Banner image for the project with 4 clear wine glasses attached to a black metal platform. The text design fills the V of Conversus with Wine

 

Conversus Vitra by John Ozbay :: Supported by FRFAF (#2013-42) from STUDIO for Creative Inquiry on Vimeo.

 

With any other glass instrument, the player would have to tune multiple glasses or bowls, and play them by rubbing fingers, or attaching the glasses or bowls to a spinner, and touch the glasses as they spin. These two types of instruments and human-instrument interactions have three things in common:

• Player must tune the glasses or bowls first.
• Player must touch the glasses or bowls.
• Glasses or bowls cannot be tuned dynamically on the fly.

With Conversus Vitra, the glasses constantly spin. When the player touches the MIDI keyboard, notes are translated into water levels using a PID loop by listening to the glasses, and water is pumped into or sucked out of the glasses as the user plays. With this approach, the player doesn’t have to carry more than four glasses, and is not limited to set tunings of these glasses. Because the glasses can be tuned on the fly, new playing methods can be learned and applied. In addition to its portability, it makes playing wine glasses easier for everyone by reducing the time it takes to learn how to play. Being able to use MIDI as an input adds a few new properties to wine glass playing.

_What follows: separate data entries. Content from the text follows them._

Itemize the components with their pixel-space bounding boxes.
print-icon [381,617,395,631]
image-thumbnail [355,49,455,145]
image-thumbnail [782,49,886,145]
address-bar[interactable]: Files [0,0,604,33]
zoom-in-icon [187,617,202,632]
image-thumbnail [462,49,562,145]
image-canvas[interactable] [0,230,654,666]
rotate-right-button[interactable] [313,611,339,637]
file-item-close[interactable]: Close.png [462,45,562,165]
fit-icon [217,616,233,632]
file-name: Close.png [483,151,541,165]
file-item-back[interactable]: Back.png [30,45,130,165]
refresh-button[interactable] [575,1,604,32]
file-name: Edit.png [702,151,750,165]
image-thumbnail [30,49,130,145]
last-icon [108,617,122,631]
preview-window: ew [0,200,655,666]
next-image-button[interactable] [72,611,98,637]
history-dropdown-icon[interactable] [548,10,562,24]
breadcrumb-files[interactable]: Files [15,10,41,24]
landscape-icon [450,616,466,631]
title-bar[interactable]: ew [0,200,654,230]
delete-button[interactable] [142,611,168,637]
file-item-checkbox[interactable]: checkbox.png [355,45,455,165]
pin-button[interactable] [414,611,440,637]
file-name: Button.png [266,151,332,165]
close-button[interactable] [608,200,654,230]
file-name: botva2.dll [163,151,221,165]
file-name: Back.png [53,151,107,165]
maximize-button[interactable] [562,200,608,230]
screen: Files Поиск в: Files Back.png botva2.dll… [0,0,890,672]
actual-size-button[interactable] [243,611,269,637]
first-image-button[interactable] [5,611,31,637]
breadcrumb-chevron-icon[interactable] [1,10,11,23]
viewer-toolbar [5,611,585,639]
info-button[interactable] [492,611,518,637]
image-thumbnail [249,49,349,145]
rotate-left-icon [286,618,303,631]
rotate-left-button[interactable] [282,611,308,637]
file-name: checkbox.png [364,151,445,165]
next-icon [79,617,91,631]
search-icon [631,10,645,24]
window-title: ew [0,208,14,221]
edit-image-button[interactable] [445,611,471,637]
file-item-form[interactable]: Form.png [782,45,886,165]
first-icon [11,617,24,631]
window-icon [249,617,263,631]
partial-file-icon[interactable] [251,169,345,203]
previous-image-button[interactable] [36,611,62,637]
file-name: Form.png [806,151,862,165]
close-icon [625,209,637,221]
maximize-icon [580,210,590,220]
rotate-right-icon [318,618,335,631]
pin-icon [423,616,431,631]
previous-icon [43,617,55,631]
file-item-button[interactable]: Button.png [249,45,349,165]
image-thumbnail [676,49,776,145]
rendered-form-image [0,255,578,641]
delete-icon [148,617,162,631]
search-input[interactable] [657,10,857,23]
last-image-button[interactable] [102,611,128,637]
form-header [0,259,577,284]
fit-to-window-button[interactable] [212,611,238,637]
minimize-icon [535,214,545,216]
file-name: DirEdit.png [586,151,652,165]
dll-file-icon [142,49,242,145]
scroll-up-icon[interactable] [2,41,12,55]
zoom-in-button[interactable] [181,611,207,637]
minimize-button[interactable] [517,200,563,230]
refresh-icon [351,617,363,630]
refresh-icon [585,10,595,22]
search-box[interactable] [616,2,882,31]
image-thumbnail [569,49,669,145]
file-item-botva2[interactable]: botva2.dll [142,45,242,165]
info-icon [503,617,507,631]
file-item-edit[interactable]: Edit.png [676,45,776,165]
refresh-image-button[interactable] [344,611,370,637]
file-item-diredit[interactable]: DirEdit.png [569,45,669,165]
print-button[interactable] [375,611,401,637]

For example, it allows the player to record a MIDI file of what’s being played, and have an exact replay of it, or the player can quantize the MIDI files and modify them digitally, without digital artifacts to the sound, as the sounds themselves are created physically.

 

FRFAF Showcase :: John (Can) Ozbay from STUDIO for Creative Inquiry on Vimeo.

 

A complete project report is linked here.

Conversus Vitra was supported by a grant from the Frank-Ratchye Fund for Art @ the Frontier (FRFAF)— an endowment founded to encourage the creation of innovative artworks by the faculty, students and staff of Carnegie Mellon University. With this fund, the STUDIO seeks to develop a cache of groundbreaking projects created at CMU — works that can be described as “thinking at the edges” of the intersection of disciplines.

John Ozbay is a graduate student in the School of Music at CMU.